NHS Tayside, which jointly operates services with the council, say they acknowledge pace is needed and said trials testing new methods have already begun.
It comes after a recent report branded the current system in the city “not fit-for-purpose” and “slow”, potentially contributing to Dundee’s record high drugs deaths of 66 last year.
The August report by the independent Dundee Drugs Commission, set up last year to tackle the high death toll, said all efforts should be focused “immediately” on speeding up access to treatment and removing any barriers to quick access.
It is among 10 actions the Commission says should be put in place without delay.
The Dundee Partnership, which includes the council, health board, and police, met this week to consider the actions.
In a letter to both the council and NHS Tayside, Scottish Labour MSP for North East Scotland Jenny Marra described the situation as a “human crisis” requiring “swift action” and called for a full breakdown detailing what has been done so far.
A spokesperson for umbrella organisation Dundee Health and Social Care Partnership said work is currently underway to address the points raised.

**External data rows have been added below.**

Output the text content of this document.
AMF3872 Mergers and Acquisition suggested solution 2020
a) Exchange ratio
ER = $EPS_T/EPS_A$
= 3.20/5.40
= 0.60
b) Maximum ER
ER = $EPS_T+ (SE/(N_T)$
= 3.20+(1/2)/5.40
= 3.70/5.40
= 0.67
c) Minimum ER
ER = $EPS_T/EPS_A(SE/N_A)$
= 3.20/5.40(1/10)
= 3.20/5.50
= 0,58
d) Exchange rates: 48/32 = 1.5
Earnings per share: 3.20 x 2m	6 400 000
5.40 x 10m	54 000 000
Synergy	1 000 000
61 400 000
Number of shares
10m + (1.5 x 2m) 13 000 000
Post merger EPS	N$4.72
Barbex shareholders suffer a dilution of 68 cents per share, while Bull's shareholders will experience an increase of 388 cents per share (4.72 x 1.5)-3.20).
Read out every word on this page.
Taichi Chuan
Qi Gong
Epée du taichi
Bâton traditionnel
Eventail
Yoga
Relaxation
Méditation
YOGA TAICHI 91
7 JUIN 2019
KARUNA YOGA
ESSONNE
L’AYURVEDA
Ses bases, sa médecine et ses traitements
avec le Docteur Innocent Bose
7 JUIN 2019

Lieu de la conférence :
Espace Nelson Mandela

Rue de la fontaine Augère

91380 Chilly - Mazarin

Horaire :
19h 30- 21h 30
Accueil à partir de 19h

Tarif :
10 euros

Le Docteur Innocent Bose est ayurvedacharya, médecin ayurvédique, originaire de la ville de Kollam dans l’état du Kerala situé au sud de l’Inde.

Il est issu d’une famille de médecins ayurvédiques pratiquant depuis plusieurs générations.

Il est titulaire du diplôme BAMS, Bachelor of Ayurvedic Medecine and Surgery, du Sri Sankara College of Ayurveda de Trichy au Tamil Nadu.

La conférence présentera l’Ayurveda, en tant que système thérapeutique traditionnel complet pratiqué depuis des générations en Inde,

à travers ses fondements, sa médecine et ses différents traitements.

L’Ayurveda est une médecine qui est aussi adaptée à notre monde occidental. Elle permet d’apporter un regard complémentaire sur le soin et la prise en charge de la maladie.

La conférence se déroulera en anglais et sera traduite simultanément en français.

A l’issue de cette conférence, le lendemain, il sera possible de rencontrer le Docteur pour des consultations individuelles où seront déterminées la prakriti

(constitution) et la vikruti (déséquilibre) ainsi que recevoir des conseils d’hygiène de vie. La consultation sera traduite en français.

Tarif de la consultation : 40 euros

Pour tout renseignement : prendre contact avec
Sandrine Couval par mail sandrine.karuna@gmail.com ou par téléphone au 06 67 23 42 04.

These include the introduction of same-day prescribing as a test and a reduced waiting time of two weeks for a prescriber appointment.
The spokesperson said: “We are testing a change at our Direct Access service clinics on one clinic each week.
“This will provide the opportunity to see a prescriber at Direct Access rather than returning for a prescriber appointment another day.
“This means you can be assessed for opiate substitution treatment (OST,) or for alcohol detox and if indicated prescribed the same day.
“Dispensing will then be arranged at the community pharmacy for OST or the community programme for alcohol detox.
“We will review and evaluate this test of change in six weeks with a view to increasing access to this service.”
The spokesperson added work is ongoing to provide an update on the other recommendations.
In its report, the commission found the majority of those seeking help had to wait around three weeks to start OST.
The vast majority of these had to go through the specialist Integrated Substance Misuse Service (ISMS) at Constitution House.
Conversely, it found that in Edinburgh roughly 75% of the 4000 individuals on OST are prescribed via primary care such as GPs, practice nurses or pharmacists.
The existing model of service provided by ISMS should see a “complete reconfiguration”, according to the commission, to allow different models of delivery including those in the voluntary sector and primary care.
Other immediate recommendations include tailored recovery plans, drop-in sessions running all day and a commitment to end unplanned discharges from OST.